SINGAPORE - Is the Government entitled to invoke an anti-harrassment law that allows victims of false statements to seek remedies from the court?
The question will be determined by Singapore's highest court, after the Attorney-General's Chambers (AGC) was on Wednesday (Feb 10) granted permission to appeal against a High Court decision that had answered "no".
In the current case, the AGC had invoked Section 15 of the Protection from Harassment Act against five individuals who run socio-political blog The Online Citizen (TOC) and Dr Ting Choon Meng.
This was after TOC published an interview with Dr Ting, whose company, MobileStats Technologies, had sued the Ministry of Defence (Mindef) in 2011 for infringing its patent for a mobile emergency medical station. The suit was eventually dropped.
Mindef took issue with Dr Ting's statements in the interview that it had knowingly infringed his patent and that it had dragged out court proceedings to wear him down financially. Mindef responded with a statement on Facebook.
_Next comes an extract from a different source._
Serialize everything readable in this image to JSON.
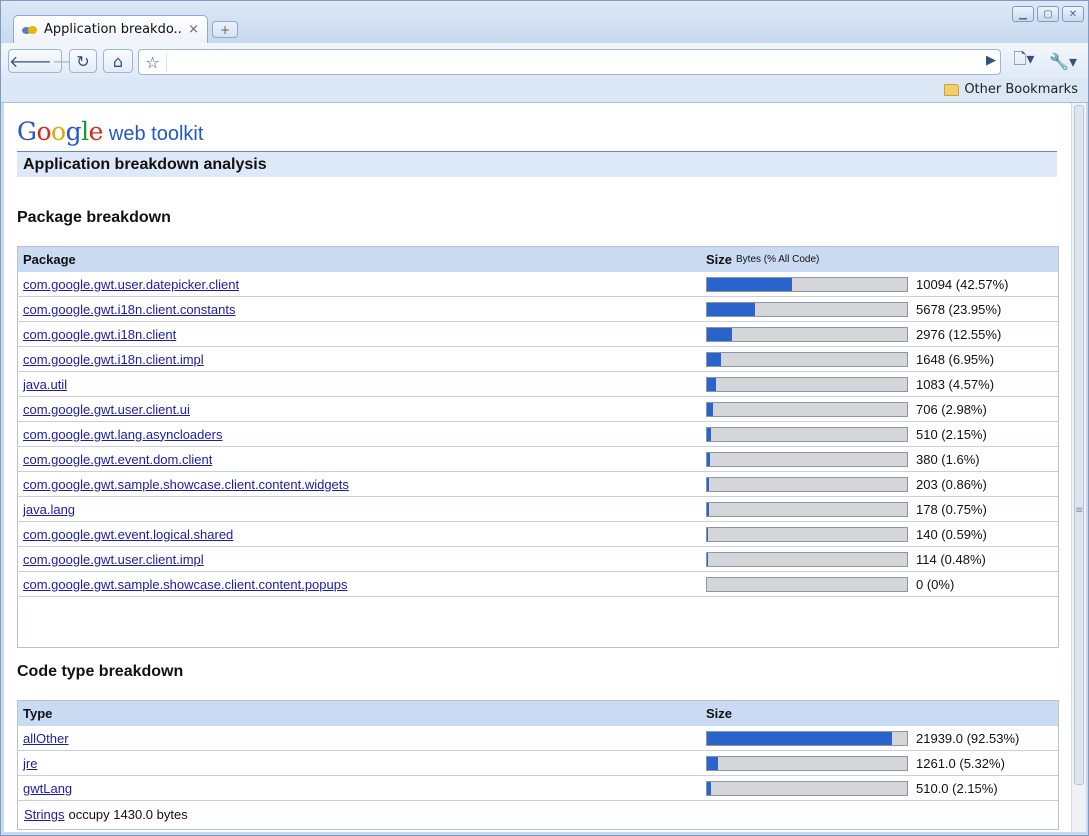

When Dr Ting ignored demands to stop making his statements, the AGC applied for a court order that his comments could not be published unless they came with a note to say that they were false and that the truth was in Mindef's statement.
In May, a district judge found both of Dr Ting's statements to be false, and granted the AGC's application. Dr Ting and TOC appealed.
The High Court allowed the appeal on the basis that the Government is not a "person" under the provision and cannot apply for such an order.
Judicial Commissioner See Kee Oon found only the second statement to be false, as it was not Mindef but vendor Syntech Engineers that conducted the litigation.
He also noted that TOC had presented Mindef's side of the story on its site.
A hearing date for the appeal has yet to be fixed.